There are many good books out there on mutual funds, but I think many of them are more of FAQs rather than a narrative or a system. I like systems and processes and have built this into Let’s Talk Mutual Funds. There are three errors that most people investing in mutual funds make. One, they think it is only an equity route; they do not realise that mutual funds are a route to equity, debt, gold and real estate, and combinations of these asset classes. Two, they get frozen with choice and fall into the trap of buying on tips. With over 1,000 schemes and thousands of options around those schemes, investors don’t know how to shortlist and choose schemes that work for their unique needs and tend to make errors in their selection. Three, investors tend to chase the highest return because they think that mutual funds are just a high return product.

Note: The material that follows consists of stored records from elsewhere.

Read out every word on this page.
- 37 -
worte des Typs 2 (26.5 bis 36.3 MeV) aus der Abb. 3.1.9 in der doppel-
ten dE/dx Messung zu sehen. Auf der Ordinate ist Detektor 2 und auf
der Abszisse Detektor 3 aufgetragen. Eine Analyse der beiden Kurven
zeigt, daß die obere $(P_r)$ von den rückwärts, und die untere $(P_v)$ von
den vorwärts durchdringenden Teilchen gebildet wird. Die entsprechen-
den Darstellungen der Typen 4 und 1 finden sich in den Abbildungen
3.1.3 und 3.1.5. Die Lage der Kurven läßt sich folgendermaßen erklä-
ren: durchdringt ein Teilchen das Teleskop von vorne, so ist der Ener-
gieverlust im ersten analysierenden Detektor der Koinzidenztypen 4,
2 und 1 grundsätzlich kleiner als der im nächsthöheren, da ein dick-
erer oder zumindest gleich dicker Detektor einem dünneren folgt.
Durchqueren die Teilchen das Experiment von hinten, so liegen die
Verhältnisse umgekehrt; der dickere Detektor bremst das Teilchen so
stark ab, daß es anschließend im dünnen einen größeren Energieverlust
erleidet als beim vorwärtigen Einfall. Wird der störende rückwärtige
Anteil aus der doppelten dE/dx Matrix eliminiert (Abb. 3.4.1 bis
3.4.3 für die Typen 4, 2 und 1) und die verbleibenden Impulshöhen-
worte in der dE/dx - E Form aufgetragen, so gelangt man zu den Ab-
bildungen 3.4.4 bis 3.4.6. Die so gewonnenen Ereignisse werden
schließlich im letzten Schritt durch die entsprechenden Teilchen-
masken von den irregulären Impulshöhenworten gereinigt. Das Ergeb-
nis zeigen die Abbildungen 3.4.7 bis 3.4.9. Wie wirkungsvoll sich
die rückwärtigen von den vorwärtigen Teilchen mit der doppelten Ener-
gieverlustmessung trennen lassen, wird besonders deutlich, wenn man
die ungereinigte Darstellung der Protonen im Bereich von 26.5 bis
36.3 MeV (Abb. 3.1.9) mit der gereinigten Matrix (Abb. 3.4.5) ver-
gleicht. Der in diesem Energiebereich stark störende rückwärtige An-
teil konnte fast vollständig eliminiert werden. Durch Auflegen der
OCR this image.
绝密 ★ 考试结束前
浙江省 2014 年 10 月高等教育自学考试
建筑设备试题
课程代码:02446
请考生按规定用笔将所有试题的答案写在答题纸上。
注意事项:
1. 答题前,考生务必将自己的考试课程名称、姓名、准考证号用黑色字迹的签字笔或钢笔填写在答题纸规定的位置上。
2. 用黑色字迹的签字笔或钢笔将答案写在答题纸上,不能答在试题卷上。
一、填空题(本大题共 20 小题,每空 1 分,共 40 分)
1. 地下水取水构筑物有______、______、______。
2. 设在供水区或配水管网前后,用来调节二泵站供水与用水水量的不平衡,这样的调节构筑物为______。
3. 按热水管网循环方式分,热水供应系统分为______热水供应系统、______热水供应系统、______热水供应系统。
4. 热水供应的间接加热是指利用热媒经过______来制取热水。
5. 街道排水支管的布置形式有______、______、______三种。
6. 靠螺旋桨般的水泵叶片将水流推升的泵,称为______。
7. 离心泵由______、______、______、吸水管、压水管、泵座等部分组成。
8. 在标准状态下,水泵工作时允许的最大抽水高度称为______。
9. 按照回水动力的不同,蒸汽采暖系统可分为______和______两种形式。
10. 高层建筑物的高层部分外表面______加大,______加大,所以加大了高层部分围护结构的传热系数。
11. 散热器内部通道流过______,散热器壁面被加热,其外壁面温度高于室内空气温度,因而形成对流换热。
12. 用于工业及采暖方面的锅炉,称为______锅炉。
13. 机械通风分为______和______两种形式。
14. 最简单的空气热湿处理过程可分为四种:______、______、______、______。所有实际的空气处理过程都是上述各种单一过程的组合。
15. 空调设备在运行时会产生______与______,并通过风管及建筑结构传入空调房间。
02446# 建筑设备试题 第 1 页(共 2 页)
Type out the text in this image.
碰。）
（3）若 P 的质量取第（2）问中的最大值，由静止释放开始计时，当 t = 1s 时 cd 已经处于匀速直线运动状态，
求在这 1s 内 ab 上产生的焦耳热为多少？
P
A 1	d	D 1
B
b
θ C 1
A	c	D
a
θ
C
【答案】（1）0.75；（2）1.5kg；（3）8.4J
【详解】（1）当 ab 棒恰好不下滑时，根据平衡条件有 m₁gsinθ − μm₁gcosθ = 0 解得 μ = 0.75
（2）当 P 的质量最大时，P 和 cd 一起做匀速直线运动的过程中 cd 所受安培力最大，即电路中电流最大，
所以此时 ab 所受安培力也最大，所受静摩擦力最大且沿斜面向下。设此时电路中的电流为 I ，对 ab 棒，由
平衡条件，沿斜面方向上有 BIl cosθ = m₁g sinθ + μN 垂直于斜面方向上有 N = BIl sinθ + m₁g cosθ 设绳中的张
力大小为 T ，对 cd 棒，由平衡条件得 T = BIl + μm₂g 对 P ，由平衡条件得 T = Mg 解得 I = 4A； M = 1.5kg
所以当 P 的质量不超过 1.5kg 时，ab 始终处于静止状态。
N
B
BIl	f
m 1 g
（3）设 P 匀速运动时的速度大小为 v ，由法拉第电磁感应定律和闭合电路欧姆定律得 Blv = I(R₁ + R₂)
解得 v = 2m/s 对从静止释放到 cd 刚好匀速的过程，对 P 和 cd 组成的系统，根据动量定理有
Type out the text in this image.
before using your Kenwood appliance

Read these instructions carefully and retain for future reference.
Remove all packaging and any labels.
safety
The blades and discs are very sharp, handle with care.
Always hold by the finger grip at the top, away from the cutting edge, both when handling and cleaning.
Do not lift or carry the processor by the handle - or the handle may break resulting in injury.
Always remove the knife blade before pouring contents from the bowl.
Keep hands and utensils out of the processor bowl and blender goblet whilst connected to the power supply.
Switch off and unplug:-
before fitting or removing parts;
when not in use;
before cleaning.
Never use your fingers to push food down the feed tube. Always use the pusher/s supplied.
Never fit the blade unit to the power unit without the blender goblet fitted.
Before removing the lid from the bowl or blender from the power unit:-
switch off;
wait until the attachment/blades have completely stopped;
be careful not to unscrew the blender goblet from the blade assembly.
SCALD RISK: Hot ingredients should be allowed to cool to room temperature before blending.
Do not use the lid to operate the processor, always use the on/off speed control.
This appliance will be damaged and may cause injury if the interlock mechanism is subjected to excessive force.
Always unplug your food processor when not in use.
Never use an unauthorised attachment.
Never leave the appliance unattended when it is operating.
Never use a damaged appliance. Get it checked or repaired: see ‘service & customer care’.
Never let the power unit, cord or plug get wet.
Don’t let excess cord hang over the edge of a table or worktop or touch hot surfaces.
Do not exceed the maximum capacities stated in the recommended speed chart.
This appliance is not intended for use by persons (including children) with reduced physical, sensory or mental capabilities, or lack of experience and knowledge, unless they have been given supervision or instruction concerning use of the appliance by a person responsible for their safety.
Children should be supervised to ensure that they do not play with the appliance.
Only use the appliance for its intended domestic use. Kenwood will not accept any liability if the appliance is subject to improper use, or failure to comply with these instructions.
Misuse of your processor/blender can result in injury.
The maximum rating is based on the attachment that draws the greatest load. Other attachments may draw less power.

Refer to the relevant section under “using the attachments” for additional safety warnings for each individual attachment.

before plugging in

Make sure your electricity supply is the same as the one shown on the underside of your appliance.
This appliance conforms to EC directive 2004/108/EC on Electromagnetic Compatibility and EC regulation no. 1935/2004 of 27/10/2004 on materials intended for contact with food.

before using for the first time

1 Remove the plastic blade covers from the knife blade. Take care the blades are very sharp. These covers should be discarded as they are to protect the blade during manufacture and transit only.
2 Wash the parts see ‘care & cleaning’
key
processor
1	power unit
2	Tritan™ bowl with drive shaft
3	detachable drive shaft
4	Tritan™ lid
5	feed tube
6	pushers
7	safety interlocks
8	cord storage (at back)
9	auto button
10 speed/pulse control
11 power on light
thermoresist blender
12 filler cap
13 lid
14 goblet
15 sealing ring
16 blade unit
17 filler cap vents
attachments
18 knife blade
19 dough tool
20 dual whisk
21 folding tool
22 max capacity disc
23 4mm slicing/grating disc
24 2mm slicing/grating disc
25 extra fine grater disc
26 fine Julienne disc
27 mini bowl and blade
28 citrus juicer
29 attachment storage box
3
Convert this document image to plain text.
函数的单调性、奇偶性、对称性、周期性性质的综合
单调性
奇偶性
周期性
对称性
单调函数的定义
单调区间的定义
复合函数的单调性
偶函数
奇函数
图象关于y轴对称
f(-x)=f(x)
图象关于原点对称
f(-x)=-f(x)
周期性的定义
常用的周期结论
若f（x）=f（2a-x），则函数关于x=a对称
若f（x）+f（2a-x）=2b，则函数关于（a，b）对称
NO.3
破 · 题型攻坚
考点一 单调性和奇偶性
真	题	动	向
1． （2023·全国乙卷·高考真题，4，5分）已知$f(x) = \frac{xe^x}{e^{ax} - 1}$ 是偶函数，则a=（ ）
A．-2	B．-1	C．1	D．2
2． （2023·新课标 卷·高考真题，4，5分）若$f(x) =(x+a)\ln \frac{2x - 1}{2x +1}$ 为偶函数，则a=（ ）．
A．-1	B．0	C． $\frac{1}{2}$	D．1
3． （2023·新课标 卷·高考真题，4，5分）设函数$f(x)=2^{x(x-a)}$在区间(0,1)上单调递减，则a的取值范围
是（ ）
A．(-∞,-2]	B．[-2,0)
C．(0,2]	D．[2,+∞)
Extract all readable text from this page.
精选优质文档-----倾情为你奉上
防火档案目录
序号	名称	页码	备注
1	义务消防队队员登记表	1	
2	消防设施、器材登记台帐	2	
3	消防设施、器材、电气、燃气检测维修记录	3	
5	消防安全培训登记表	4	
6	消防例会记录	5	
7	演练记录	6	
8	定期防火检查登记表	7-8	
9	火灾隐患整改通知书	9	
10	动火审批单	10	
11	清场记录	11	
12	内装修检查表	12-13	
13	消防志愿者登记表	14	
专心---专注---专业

Mutual funds are good not just for returns, but they are a way to have money available when you need it. For the short-term, there is more safety than high return in some debt categories. For medium terms needs, there is returns plus predictability in some hybrid categories of funds. For long-term needs, there is a whole range of equity funds to choose from. My book gives a system to cut down the choices, put filters of performance, cost and risk and then gives readers model portfolios to build their own unique set of funds.
Let’s Talk Murual Funds will give you a simple way to understand mutual funds. It will tell you that there are 37 categories of funds – 11 across equity, 16 across debt and others – and that you do not need all. Some of these categories contain very high-risk products, such as small cap funds or credit risk funds, and some are very safe – liquid funds, for example. I help you understand the features of the categories on both risk and return before telling you how to shortlist the ones that work for you. Next, I put in place a system to select schemes in each of the categories. And then we build portfolios with these schemes in proportions that reflect your goals, risk appetite and when you need the money. A car in the hands of a novice is dangerous for the driver and those on the road, but a skilled driver gets the best out of the car and the journey. Mutual funds are similar. If you use them without understanding them, you will harm your finances. Skillfully used, they are your partner for your entire money journey. And then after you, for your kids.
For retail investors looking for highest possible returns, are mutual funds always the best bet? Also, how safe is investing in mutual funds?
We have to move beyond targeting highest returns in our investments. Investing is about having the money available at future dates when you need it and during that process it needs to keep its head above inflation and taxes. When investors target the highest return, they take on too much risk and they usually invest in last year’s winners. I want investors to think about different kinds of risks when they set out to invest. The biggest risk is of not doing anything and just sitting on the side lines watching time go by. Time is money. Money needs time to multiply and the more people sit and stress over that perfect investment, they more they lose. There is no perfect anything permanently, perfection is an occasional friend. I tell my readers and viewers that don’t let perfect be the enemy of good.
Use mutual funds to build a portfolio that serves your needs for money now, in the middle term and over the long term. Don’t look at mutual funds just as a tool to harvest the highest return. Look at it like a tree that you can periodically harvest fruit from while allowing the tree to continue growing for future fruit.
I think the Indian mutual fund product has one of the most strict regulation in the world. A financial product that has investor interest in its DNA is sure to attract investors. Just the SIP book as in May 2023 is Rs 14,000 crore a month. This is retail money coming on its own into mainly equity. Nowhere else in the world do you see such investor behaviour. We need to credit both the regulator and the industry for getting this right.